Upon seeing Kyle taking part in a school play which involved a nativity scene, Sheila pleads with the mayor to ban the use of any religious imagery within the town that could perceived as offensive to those of different beliefs. In addition to her ethnicity, Eric Cartman also despises Sheila's activism, which he perceives as an attempt to inhibit anyone's ability to have fun. Cartman has even expressed his hatred for Sheila by singing a song entitled "Kyle's Mom's a Bitch" in "Mr. Hankey, the Christmas Poo" and South Park: Bigger, Longer & Uncut.

==Family==

Although Sheila is inclined to be overprotective of her sons, she and Gerald tend to be caring and loving of both Kyle and Ike, with Sheila often referring to the boys with Yiddish terms of endearment. The couple often try to strengthen the bond between their two sons, and encourage Kyle to accept and love Ike as though they were biological brothers.

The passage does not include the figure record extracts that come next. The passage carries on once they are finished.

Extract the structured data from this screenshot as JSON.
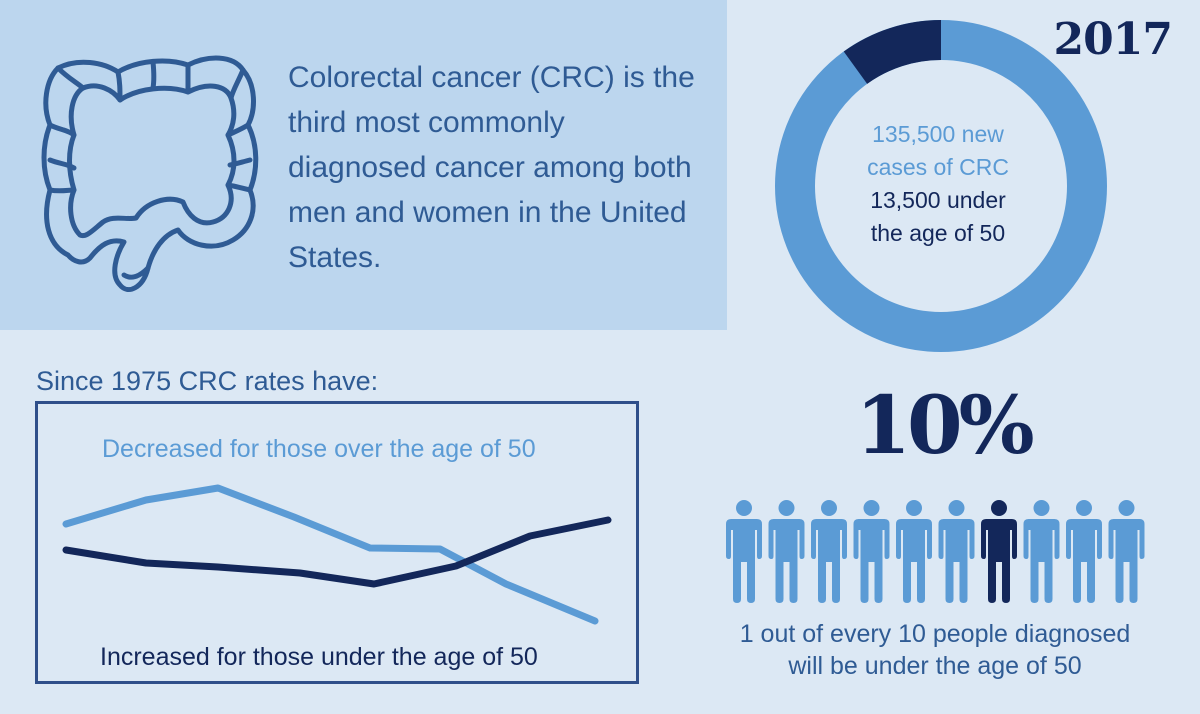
{
  "intro": {
    "text": "Colorectal cancer (CRC) is the third most commonly diagnosed cancer among both men and women in the United States."
  },
  "donut": {
    "year": "2017",
    "line1": "135,500 new",
    "line2": "cases of CRC",
    "line3": "13,500 under",
    "line4": "the age of 50",
    "total": 135500,
    "under_50": 13500,
    "colors": {
      "light": "#5b9bd5",
      "dark": "#13275a"
    }
  },
  "rates": {
    "title": "Since 1975 CRC rates have:",
    "decreased_label": "Decreased for those over the age of 50",
    "increased_label": "Increased for those under the age of 50"
  },
  "stat": {
    "percent": "10%",
    "people_total": 10,
    "people_highlight_index": 6,
    "caption_line1": "1 out of every 10 people diagnosed",
    "caption_line2": "will be under the age of 50"
  }
}
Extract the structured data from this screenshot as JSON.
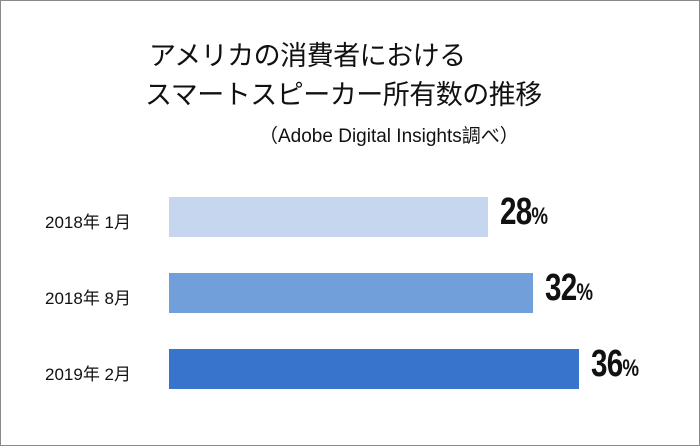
{
  "chart_data": {
    "type": "bar",
    "orientation": "horizontal",
    "title": "アメリカの消費者における スマートスピーカー所有数の推移",
    "title_lines": [
      "アメリカの消費者における",
      "スマートスピーカー所有数の推移"
    ],
    "subtitle": "（Adobe Digital Insights調べ）",
    "categories": [
      "2018年 1月",
      "2018年 8月",
      "2019年 2月"
    ],
    "values": [
      28,
      32,
      36
    ],
    "value_labels": [
      "28",
      "32",
      "36"
    ],
    "unit": "%",
    "colors": [
      "#c5d6ee",
      "#719fda",
      "#3874cb"
    ],
    "xlabel": "",
    "ylabel": "",
    "grid": false,
    "legend": null
  }
}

The two also accompany Ike during activities that enrich his status as a child prodigy, such as sitting with him as he read two John Steinbeck novels in one day. Gerald is mostly seen as a responsible and caring father, and often attempts to teach Kyle important morals, though sometimes to a fault. Thinking he would delight Kyle by making more money, Gerald instead distressed his son by increasing the family's income at the expense of bankrupting the local elementary school. Gerald also alienated Kyle (and several other townsfolk) when, as one of the very few hybrid vehicle owners in South Park, he became increasingly self-righteous. Despite these isolated incidents, Kyle usually holds a high opinion of Gerald. Sheila is often unaware of the overwhelming effect her protests has on Kyle until Kyle gains enough courage to confront her and tell her that her actions are not the proper way to be a mother figure in his life. Kyle tends to show that he truly loves Sheila, and takes offense to any insult Cartman may offer about her.

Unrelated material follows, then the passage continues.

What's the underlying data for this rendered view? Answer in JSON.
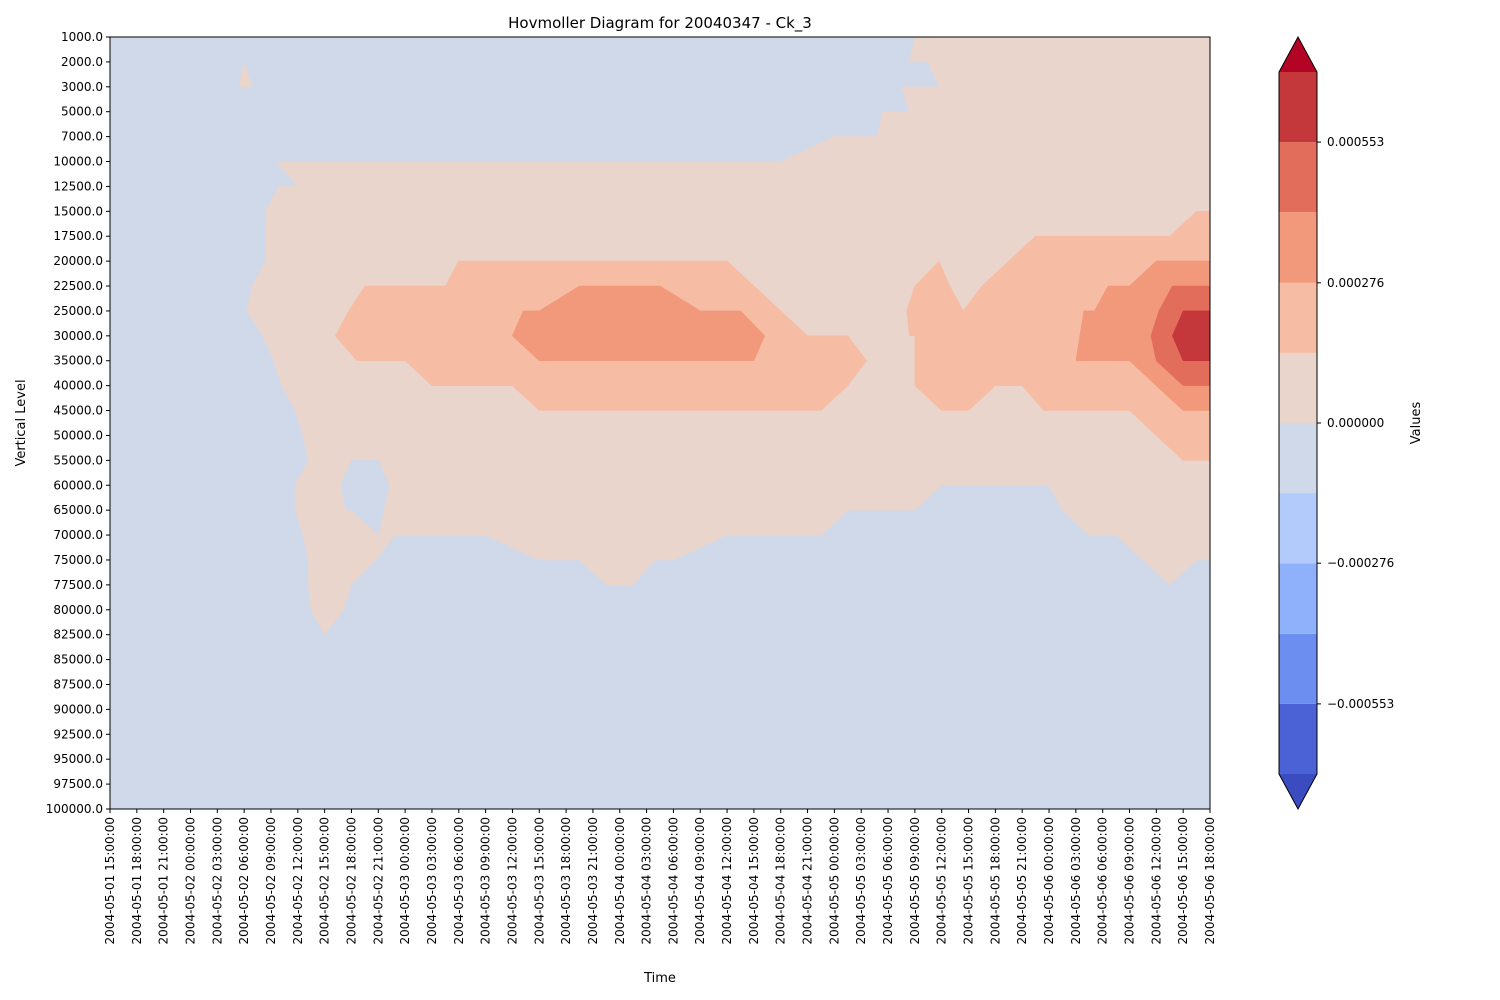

Sheila has a deceased mother named Cleo (who also shares Gerald's surname of Broflovski) who is frequently mentioned on the show. She was seen (albeit as a corpse) in the episode "Korn's Groovy Pirate Ghost Mystery" when Kyle reluctantly allowed his friends to exhume her body so that they could use it in a Halloween prank. Sheila also has a nephew named Kyle (her sister's son) who is another of the show's embodiment of Jewish stereotypes. Aside from his wife and sons, none of Gerald's relatives have made a major appearance on the show. However his brother, Murrey Broflovski, featured in the episode Ike’s Weewee briefly.